The Vanilla-Bean is the fruit of the Vanilla planifolia or flat-leaved Vanilla vine and is the source from which pure or true Vanilla Extract is made. This climbing perennial belongs to the Orchid family and is indigenous to Central and South America, but reaches its perfection of flavor in Mexico. The Mexican bean sometimes attains a length of ten inches.

One of the Extract Stills

When gathered, the beans are yellowish green, fleshy and without odor. Their color and odor is developed by a process of fermentation or sweating, which differs in various countries. The best method consists of sun-drying for about a month, the beans being pressed alternately between the folds of blankets and exposed to the air. After curing they are tied in bundles. Vanilla-Beans when cured exude and become covered with fine frostlike crystals of vanillin, the important active flavoring principle.

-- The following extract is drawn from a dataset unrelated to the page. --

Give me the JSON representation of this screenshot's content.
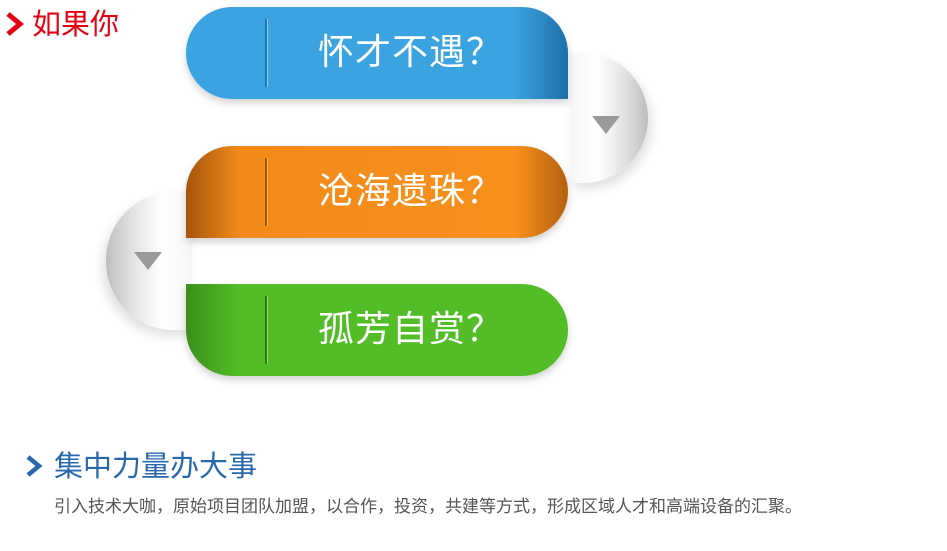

Next in value to the Mexican bean comes the Bourbon, which term is applied to all the Vanilla-Beans grown in the islands of the Indian Ocean, off the east coast of Africa, of which Madagascar, Réunion, the Comores, Mauritius and the Seychelles are most important. These beans are shorter than the Mexican, decidedly inferior in flavoring quality, and, therefore, less expensive. They more nearly resemble the Tonka bean in odor. The cheapest beans are the Tahitis and so-called vanillons or beans of the wild Vanilla (Vanilla pompona). They are little used in extract making, and properly so, as they have neither strength nor flavor.

The Tonka bean is here mentioned simply because it is so largely used in the manufacture of imitation Vanilla Extracts. It is the seed of the Dipterix odorata, native to Guiana. The pod is almond shaped and contains a single seed shaped like a kidney-bean. This bean is dark in color, having a thin, shiny, brittle skin, containing a two-lobed oily kernel. A hundred years ago these beans were found in the snuffbox of every gentleman and in the handkerchief case of every lady.

Further information regarding the Vanilla-Bean may be found under Flavoring Extracts on [page 22].